Excuse me, I’m having a D.A. Stern moment here. Sometimes when you’re clicking through hundreds of new tunes by all manner of artists something just jumps out as strikingly original and different, just a bit off the poprock beaten track. That would be the new album from D.A. Stern, Aloha Hola. Oh, all the usual influences appear –the Beatles, Beach Boys, 1970s mannered radio pop, 1990s indie, etc. But you get a sense from the execution here that Stern’s endearingly oddball personality makes all those influences different, without necessarily becoming eccentric.
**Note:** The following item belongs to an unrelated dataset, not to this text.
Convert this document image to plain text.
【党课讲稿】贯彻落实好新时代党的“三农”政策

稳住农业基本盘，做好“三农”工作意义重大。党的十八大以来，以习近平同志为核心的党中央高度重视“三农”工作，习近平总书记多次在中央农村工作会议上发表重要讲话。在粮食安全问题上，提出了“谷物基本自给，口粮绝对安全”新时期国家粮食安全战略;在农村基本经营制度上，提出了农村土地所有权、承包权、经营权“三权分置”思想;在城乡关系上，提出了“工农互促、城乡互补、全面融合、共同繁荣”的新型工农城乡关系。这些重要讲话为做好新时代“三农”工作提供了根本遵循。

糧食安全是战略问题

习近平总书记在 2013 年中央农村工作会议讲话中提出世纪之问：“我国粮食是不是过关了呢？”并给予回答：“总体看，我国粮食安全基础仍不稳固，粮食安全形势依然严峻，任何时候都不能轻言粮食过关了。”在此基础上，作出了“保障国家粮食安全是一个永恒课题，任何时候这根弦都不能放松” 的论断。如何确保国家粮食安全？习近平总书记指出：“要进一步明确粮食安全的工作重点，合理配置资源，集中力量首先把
The album opens with some nice trippy pop numbers – “Am I Ever On Your Mind?” and “Bluegenes” – with ever so shoegazey vocals. But then Stern shakes things up with tracks like “In Pain” and “When I Said That You Were Right” that draw on different song forms and add more weight to the vocals. For instance, “When I Said There You Were Right” has a great Rubber Soul-era Beatles acoustic shuffle, artfully laying a load of bitter lyrics over a bed of musical pleasantness. “Spirit of New York” changes things up again with sunshiny pop quality that says single to me. There are other moments where Stern really does channel a lovely Teenage Fanclub vibe, like on “Miami” and “Isn’t It Obvious?” the latter from a maxi-single released a month after (and not included on) the album.